On my bookshelves I have all the old Nikon product catalogs. Each had hundreds of “system” components that could be added or modify your camera. Today, just for the fun of it, I went to the NikonUSA page for the Z8. Nikon lists a bunch of “accessories” for the Z8:
- Body cap
- Battery, charger
- Camera strap
- Eye cup
- Hot shoe cover
- HDMI/USB cable clip
- USB cable (A to C)
- Charging adapters
- USB cable (C to C)
- MB-N12 grip
- EH-5b and EP-5B AC power
- FTZ adapter
- Memory card
- MC-N10 remote grip
- WR-1 and WR-11a wireless transmitters
- Six wired remotes
The first seven of those are supplied with the camera. Other than the two grips, the rest of those are established accessories that have somehow managed to stick around long past retirement age.
Nikon represents the Z8 as a Hybrid camera, a “powerhouse for video.” I see one useful video accessory in that list (MC-N10 grip). Giving credit, Nikon does include some menu support for Atomos video recording products.
Japan likes to call interchangeable lens cameras “systems cameras.” But where’s the system, Nikon? Indeed, where are the flash units? We’re down to the SB-500, SB-700 (not compatible with the Z8’s Flash control menu), and SB-5000, and those were out of stock for a long time.
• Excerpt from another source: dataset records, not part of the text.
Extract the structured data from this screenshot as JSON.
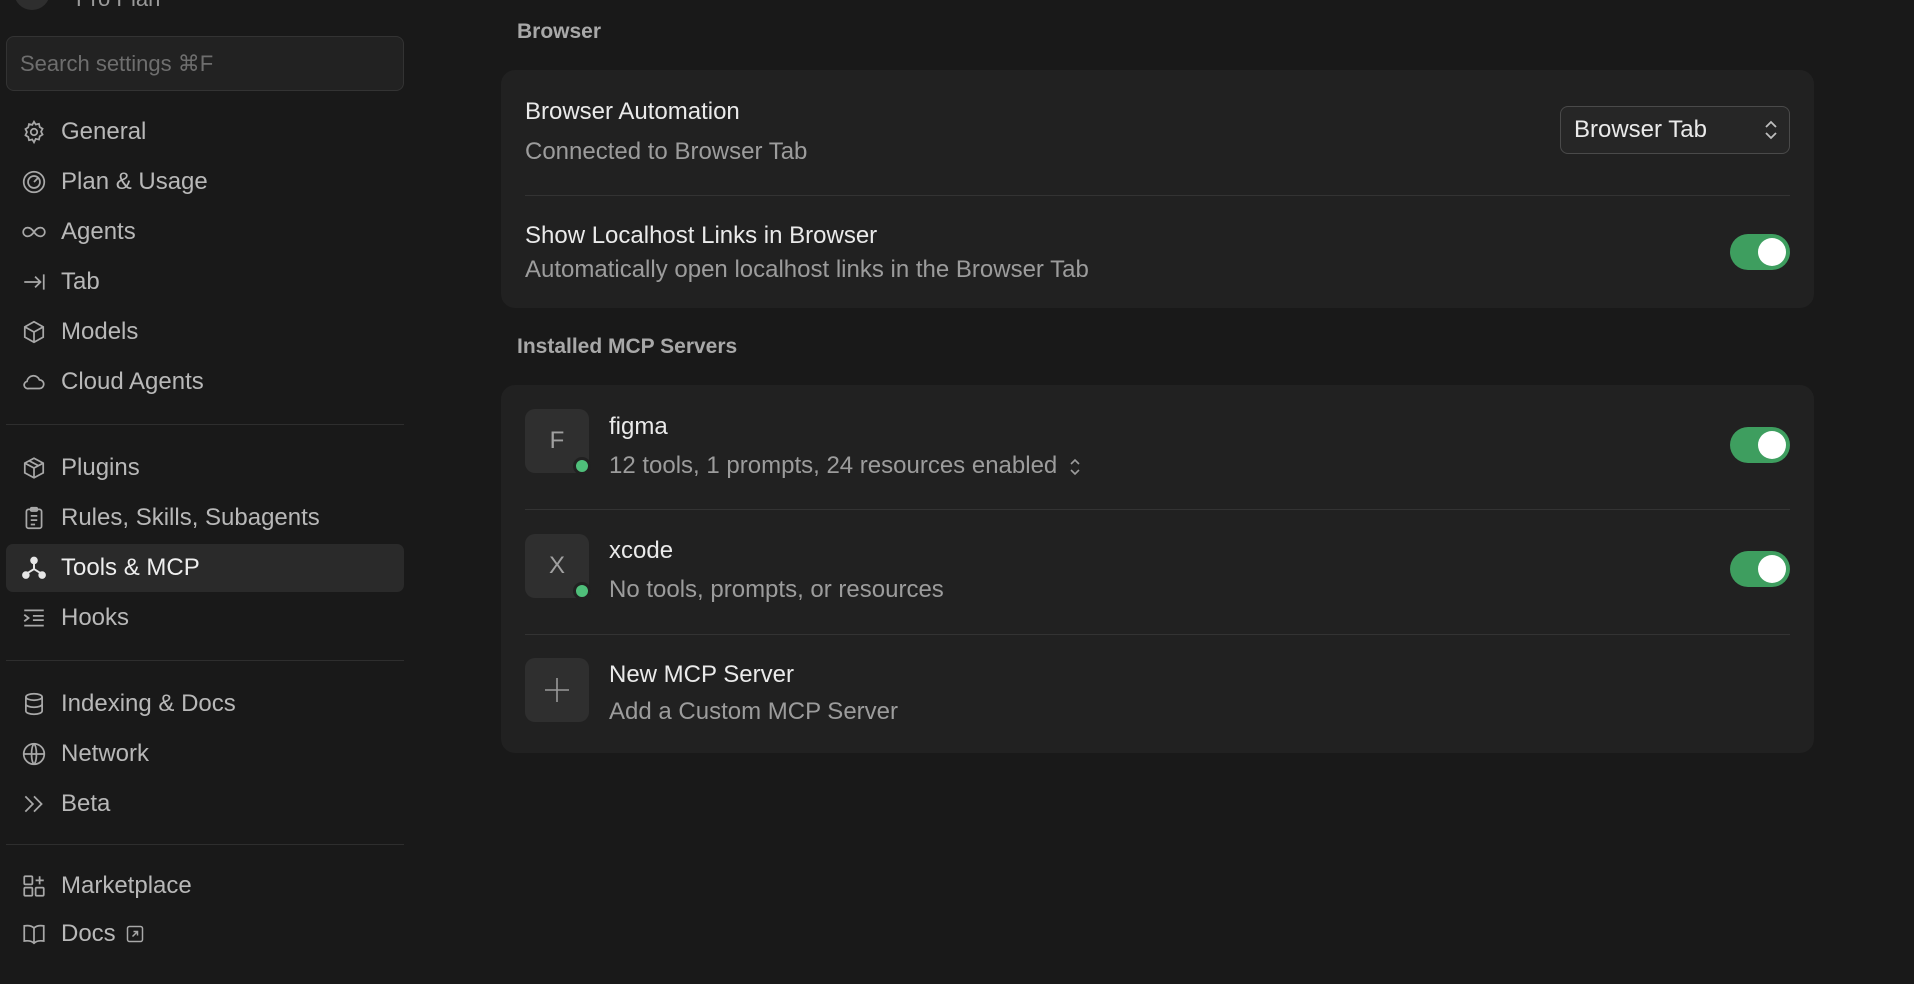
{
  "sidebar": {
    "plan_label": "Pro Plan",
    "search_placeholder": "Search settings ⌘F",
    "groups": [
      [
        {
          "label": "General",
          "icon": "gear-icon"
        },
        {
          "label": "Plan & Usage",
          "icon": "gauge-icon"
        },
        {
          "label": "Agents",
          "icon": "infinity-icon"
        },
        {
          "label": "Tab",
          "icon": "tab-arrow-icon"
        },
        {
          "label": "Models",
          "icon": "cube-icon"
        },
        {
          "label": "Cloud Agents",
          "icon": "cloud-icon"
        }
      ],
      [
        {
          "label": "Plugins",
          "icon": "box-icon"
        },
        {
          "label": "Rules, Skills, Subagents",
          "icon": "clipboard-icon"
        },
        {
          "label": "Tools & MCP",
          "icon": "nodes-icon",
          "active": true
        },
        {
          "label": "Hooks",
          "icon": "list-indent-icon"
        }
      ],
      [
        {
          "label": "Indexing & Docs",
          "icon": "database-icon"
        },
        {
          "label": "Network",
          "icon": "globe-icon"
        },
        {
          "label": "Beta",
          "icon": "chevrons-right-icon"
        }
      ],
      [
        {
          "label": "Marketplace",
          "icon": "grid-plus-icon"
        },
        {
          "label": "Docs",
          "icon": "book-icon",
          "external": true
        }
      ]
    ]
  },
  "browser": {
    "section_title": "Browser",
    "automation": {
      "title": "Browser Automation",
      "subtitle": "Connected to Browser Tab",
      "select_value": "Browser Tab"
    },
    "localhost": {
      "title": "Show Localhost Links in Browser",
      "subtitle": "Automatically open localhost links in the Browser Tab",
      "enabled": true
    }
  },
  "mcp": {
    "section_title": "Installed MCP Servers",
    "servers": [
      {
        "letter": "F",
        "name": "figma",
        "summary": "12 tools, 1 prompts, 24 resources enabled",
        "enabled": true,
        "status_color": "#4fbf7a"
      },
      {
        "letter": "X",
        "name": "xcode",
        "summary": "No tools, prompts, or resources",
        "enabled": true,
        "status_color": "#4fbf7a"
      }
    ],
    "new_server": {
      "title": "New MCP Server",
      "subtitle": "Add a Custom MCP Server"
    }
  },
  "colors": {
    "toggle_on": "#3e9e5f",
    "background": "#191919",
    "card": "#212121"
  }
}
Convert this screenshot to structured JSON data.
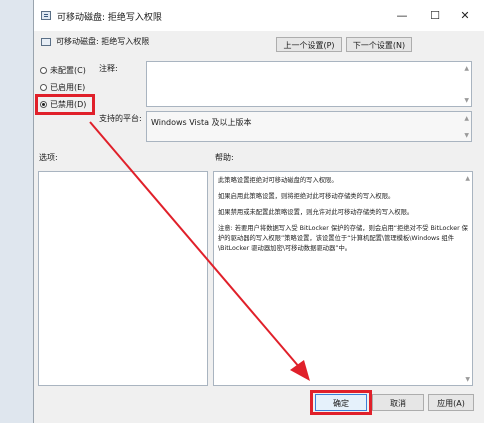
{
  "window": {
    "title": "可移动磁盘: 拒绝写入权限",
    "controls": {
      "minimize": "—",
      "maximize": "☐",
      "close": "✕"
    }
  },
  "header": {
    "policy_title": "可移动磁盘: 拒绝写入权限",
    "prev_label": "上一个设置(P)",
    "next_label": "下一个设置(N)"
  },
  "options": {
    "not_configured": "未配置(C)",
    "enabled": "已启用(E)",
    "disabled": "已禁用(D)",
    "selected": "disabled"
  },
  "comment": {
    "label": "注释:",
    "value": ""
  },
  "supported": {
    "label": "支持的平台:",
    "value": "Windows Vista 及以上版本"
  },
  "options_pane": {
    "label": "选项:"
  },
  "help_pane": {
    "label": "帮助:",
    "paragraphs": [
      "此策略设置拒绝对可移动磁盘的写入权限。",
      "如果启用此策略设置，则将拒绝对此可移动存储类的写入权限。",
      "如果禁用或未配置此策略设置，则允许对此可移动存储类的写入权限。",
      "注意: 若要用户将数据写入受 BitLocker 保护的存储，则会启用“拒绝对不受 BitLocker 保护的驱动器的写入权限”策略设置，该设置位于“计算机配置\\管理模板\\Windows 组件\\BitLocker 驱动器加密\\可移动数据驱动器”中。"
    ]
  },
  "footer": {
    "ok_label": "确定",
    "cancel_label": "取消",
    "apply_label": "应用(A)"
  },
  "colors": {
    "highlight": "#e0202a",
    "window_bg": "#f0f0f0"
  }
}
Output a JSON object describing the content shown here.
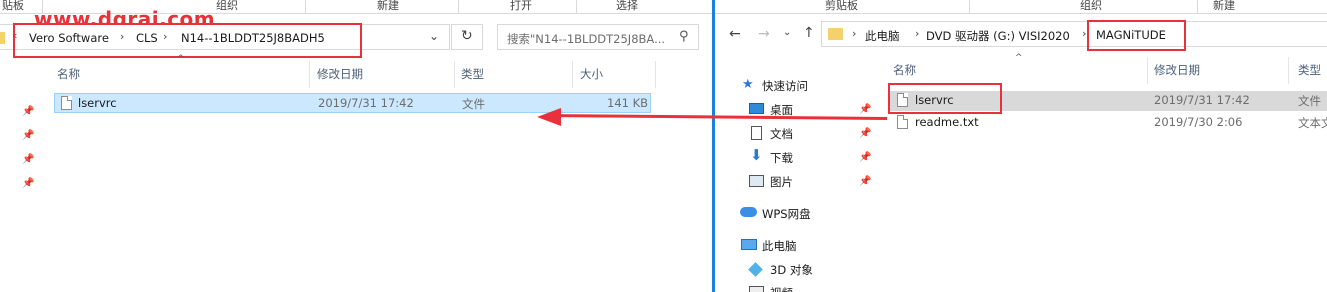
{
  "watermark": "www.dgrai.com",
  "left": {
    "ribbon": [
      "贴板",
      "组织",
      "新建",
      "打开",
      "选择"
    ],
    "address": {
      "crumbs": [
        "Vero Software",
        "CLS",
        "N14--1BLDDT25J8BADH5"
      ],
      "dropdown_icon": "chevron-down-icon",
      "refresh_icon": "refresh-icon"
    },
    "search": {
      "placeholder": "搜索\"N14--1BLDDT25J8BA..."
    },
    "columns": [
      "名称",
      "修改日期",
      "类型",
      "大小"
    ],
    "files": [
      {
        "name": "lservrc",
        "date": "2019/7/31 17:42",
        "type": "文件",
        "size": "141 KB",
        "selected": true
      }
    ]
  },
  "right": {
    "ribbon": [
      "剪贴板",
      "组织",
      "新建"
    ],
    "address": {
      "crumbs": [
        "此电脑",
        "DVD 驱动器 (G:) VISI2020",
        "MAGNiTUDE"
      ]
    },
    "columns": [
      "名称",
      "修改日期",
      "类型"
    ],
    "files": [
      {
        "name": "lservrc",
        "date": "2019/7/31 17:42",
        "type": "文件",
        "highlighted": true
      },
      {
        "name": "readme.txt",
        "date": "2019/7/30 2:06",
        "type": "文本文"
      }
    ],
    "nav": [
      {
        "label": "快速访问",
        "icon": "star-icon"
      },
      {
        "label": "桌面",
        "icon": "desktop-icon",
        "pinned": true
      },
      {
        "label": "文档",
        "icon": "document-icon",
        "pinned": true
      },
      {
        "label": "下载",
        "icon": "download-icon",
        "pinned": true
      },
      {
        "label": "图片",
        "icon": "picture-icon",
        "pinned": true
      },
      {
        "label": "WPS网盘",
        "icon": "cloud-icon"
      },
      {
        "label": "此电脑",
        "icon": "computer-icon"
      },
      {
        "label": "3D 对象",
        "icon": "cube-icon"
      },
      {
        "label": "视频",
        "icon": "video-icon"
      }
    ]
  },
  "colors": {
    "annotation": "#e8313b",
    "selection": "#cce8ff",
    "divider": "#1e7fe0",
    "folder": "#f4d16b"
  }
}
Nikon used to put a Systems Chart in their reference manual that looked a bit like this (Z9 one shown):
For some reason, this chart is no longer in the reference manuals. Of particular interest is the gray boxes in that chart: those are things that Nikon doesn’t supply (e.g. headphone). Thus, when it comes down to it, that “system” that Nikon provides is camera, lens(es), flash(es), charger/AC power, grips, and a bunch of miscellaneous parts such as eyecups and cables. Everything else to Nikon is a gray box ;~).
All of which makes the current cameras feel a lot less like a system than a camera Nikon wants to sell you. So much for legacy.
Conclusion
I first outlined these things in late 2007. I repeated them several times in 2008-2010. I built a full presentation with supporting detail in 2011. I’ve kept mining these three things for further articles in the last decade. And yet, almost nothing has changed. Our cameras haven’t caught up to the reality I could see back in 2007.
I’ve written it before: the camera companies wonder why volume is so far down (rather than flat) from peak. It’s simple, they didn’t do a convincing job showing how those boxes they were shipping fit into the 21st century, nor how they become a part of a both their own ecosystem but also the customer’s ecosystem. It’s called relevance. If you don’t design to be relevant to customer need, you become irrelevant.
Nikon is overdue in addressing these issues. I’ll keep harping on them until they do.